まぁ、見られているということは念頭に置いて俺は引き続き買い食いなんかを楽しむことにした。


「レイナ。いつもこういうふうにこの王都は賑やかなのか?」


「いえ、今日は特別ですよ。人と魔王軍の友好関係が結ばれる記念すべき日なので王都を挙げてちょっとしたパーティみたいになっているのです」


どうやら俺たちの事は既に王都全体に知れ渡っているらしい。


と、なるとだ。


(なるほど。俺たちのことをよく思わない奴がいるかもってことか)


正直言っていつまでも見られているのはあまり気分が良くない。


(どうせこいつらも俺たちの結婚式を邪魔しに来た、みたいな奴らだろう)


「なぁ、レイナ。あっちの方にもなにかあるのか?」


俺は細い道の方を指さした。


「ありますけど、いわゆる裏路地になっていてたまーに事件があったりするのですよ」

「たまにでしょ?」


俺はレイナを連れて裏路地に入っていくことにした。


細い道だった。


今まで歩いていたのが大通りで人が何十人も横に広がって歩けるくらい道幅があったのに、こちらは3人がせいぜい、と言ったところだ。

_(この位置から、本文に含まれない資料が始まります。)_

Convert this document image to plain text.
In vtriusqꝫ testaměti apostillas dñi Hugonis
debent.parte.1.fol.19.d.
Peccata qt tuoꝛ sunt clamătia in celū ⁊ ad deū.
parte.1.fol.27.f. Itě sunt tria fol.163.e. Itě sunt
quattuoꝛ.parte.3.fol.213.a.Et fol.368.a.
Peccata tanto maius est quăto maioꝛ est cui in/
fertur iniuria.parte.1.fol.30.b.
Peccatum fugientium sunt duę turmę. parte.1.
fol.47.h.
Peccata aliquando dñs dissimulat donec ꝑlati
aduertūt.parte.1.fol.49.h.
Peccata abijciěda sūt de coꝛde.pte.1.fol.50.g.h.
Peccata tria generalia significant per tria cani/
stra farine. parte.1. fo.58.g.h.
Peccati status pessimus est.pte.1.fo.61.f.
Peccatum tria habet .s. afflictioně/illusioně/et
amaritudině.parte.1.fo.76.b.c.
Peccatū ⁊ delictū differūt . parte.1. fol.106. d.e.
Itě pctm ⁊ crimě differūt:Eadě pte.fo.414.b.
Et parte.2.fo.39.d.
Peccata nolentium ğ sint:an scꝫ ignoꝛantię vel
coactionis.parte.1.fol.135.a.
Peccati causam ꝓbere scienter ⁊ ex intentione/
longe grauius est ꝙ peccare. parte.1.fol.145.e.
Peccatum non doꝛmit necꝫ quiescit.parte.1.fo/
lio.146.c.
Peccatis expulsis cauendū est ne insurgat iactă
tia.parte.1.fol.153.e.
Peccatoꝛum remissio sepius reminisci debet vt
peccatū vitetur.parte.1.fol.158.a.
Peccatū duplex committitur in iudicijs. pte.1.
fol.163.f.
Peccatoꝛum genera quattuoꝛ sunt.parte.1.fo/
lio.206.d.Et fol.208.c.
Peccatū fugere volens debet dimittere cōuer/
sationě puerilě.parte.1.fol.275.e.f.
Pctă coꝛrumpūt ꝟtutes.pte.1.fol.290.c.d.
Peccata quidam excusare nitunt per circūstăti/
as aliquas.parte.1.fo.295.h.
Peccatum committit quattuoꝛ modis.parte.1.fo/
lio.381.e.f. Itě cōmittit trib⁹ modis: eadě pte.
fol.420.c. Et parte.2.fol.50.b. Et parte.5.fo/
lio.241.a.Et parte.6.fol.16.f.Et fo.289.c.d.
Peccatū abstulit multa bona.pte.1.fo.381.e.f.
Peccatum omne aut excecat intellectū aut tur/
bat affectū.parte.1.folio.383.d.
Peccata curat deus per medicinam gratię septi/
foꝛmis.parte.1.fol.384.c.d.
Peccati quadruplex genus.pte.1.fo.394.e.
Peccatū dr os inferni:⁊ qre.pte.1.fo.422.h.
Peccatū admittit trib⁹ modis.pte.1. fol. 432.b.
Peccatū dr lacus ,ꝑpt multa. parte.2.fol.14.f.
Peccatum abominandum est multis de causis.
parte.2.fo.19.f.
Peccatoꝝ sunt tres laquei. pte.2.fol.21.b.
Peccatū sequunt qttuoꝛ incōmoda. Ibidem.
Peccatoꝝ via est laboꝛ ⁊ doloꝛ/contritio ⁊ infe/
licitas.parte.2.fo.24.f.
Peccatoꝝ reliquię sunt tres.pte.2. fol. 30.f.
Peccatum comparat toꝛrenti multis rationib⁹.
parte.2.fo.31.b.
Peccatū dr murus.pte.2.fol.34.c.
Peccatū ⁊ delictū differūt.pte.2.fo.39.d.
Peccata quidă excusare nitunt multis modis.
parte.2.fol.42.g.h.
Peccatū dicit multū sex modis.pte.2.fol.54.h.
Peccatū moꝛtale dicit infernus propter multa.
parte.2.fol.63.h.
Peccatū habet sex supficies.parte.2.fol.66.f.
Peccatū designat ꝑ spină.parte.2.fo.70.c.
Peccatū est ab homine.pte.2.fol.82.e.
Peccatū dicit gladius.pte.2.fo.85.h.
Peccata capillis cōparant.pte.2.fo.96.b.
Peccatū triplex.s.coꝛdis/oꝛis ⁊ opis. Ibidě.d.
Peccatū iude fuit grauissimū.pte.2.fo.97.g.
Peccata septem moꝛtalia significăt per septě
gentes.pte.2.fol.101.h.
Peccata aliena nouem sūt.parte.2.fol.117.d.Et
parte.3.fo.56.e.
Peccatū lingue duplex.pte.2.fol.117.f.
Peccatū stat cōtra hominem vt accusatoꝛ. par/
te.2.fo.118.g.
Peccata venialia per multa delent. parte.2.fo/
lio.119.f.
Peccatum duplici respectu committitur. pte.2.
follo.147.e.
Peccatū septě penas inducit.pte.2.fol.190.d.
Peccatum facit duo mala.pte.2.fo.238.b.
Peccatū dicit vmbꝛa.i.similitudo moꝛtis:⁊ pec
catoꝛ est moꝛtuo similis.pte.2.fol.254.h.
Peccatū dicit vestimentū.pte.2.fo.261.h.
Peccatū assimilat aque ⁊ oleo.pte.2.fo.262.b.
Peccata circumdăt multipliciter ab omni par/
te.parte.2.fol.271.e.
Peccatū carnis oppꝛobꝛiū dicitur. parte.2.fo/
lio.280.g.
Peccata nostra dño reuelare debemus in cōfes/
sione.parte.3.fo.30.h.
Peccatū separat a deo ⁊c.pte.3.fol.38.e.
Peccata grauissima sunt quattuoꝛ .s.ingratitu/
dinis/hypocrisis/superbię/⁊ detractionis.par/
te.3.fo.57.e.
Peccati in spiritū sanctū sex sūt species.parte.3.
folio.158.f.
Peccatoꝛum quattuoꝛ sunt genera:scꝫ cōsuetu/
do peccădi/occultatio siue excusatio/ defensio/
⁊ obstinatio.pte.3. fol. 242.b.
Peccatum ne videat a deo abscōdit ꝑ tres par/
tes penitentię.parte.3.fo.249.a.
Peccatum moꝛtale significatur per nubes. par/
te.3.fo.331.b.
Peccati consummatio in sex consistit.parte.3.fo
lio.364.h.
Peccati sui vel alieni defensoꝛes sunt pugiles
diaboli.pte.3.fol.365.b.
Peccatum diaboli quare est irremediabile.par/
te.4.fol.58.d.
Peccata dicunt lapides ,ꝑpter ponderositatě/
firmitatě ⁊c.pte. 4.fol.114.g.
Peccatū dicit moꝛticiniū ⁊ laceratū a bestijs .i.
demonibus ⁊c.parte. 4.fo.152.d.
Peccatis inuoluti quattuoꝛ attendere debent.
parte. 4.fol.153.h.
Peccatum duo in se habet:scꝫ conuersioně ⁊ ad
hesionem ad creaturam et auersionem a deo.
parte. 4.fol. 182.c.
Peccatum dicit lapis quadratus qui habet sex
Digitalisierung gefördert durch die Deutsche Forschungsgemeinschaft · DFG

その道を進んでいると、やがて予想していたように声をかけられた。


「よう。おふたりさん」



「用件だけを簡潔に話すといい。さきほどから俺たちを尾行しているのは知っている」



「?!」

「なっ……?!」


男たちは驚いていた。


だが、それも一瞬のことだった。


「このガキッ!」


「始末してくれる!クソ魔王軍共が!」



バキッ!



俺は2人の男たちを速攻で床に寝転がした。


「すごいです。さすがタクトさん!」


(どうせ下っ端だろうけど一応聞いてみるか)


俺は男たちに聞いた。


「誰から指示を受けた?」


「黒い仮面のやつだ」


「黒い仮面?」


まったく身に覚えがないが。


「魔王軍のやつが人間の娘と結婚する。成立すれば友好関係が築かれる。それを阻止しろって金を積まれて頼まれたんだよ」


なるほど。


俺たちの結婚を止めたい奴らの陰謀か。


「それ以上の情報は?」


「分からねぇ」


「そう。なら行っていいよ」


「いいのか?」


「俺の気が変わらないうちにな。一応友好関係を結んでるからな。これ以上痛めつけるとまずいだろう」


「感謝するぜ。もう二度と手は出さねぇよ」


そう言って男たちはずらかっていった。


俺はレイナに目を向けた。


「このままもう少しくらいはブラブラしたかったが、どうやら狙われているらしいね。さっさと王城まで向かってしまおう」


俺達は念の為人通りの多い場所に移動してからレイナの伝手で馬車を呼び付けることにした。


すぐに馬車はやってきた。


馬車に乗ると王城まで向かった。


王城と聞いてすぐに思い浮かぶような城の形をしていた。


一応そこで立ってるとすぐに声をかけられた。


声をかけたのは騎士だった。


「レイナ様とタクト様でございますね?どうぞこちらへ。案内いたします」


俺は騎士の案内で王城の中へと入っていくことになった。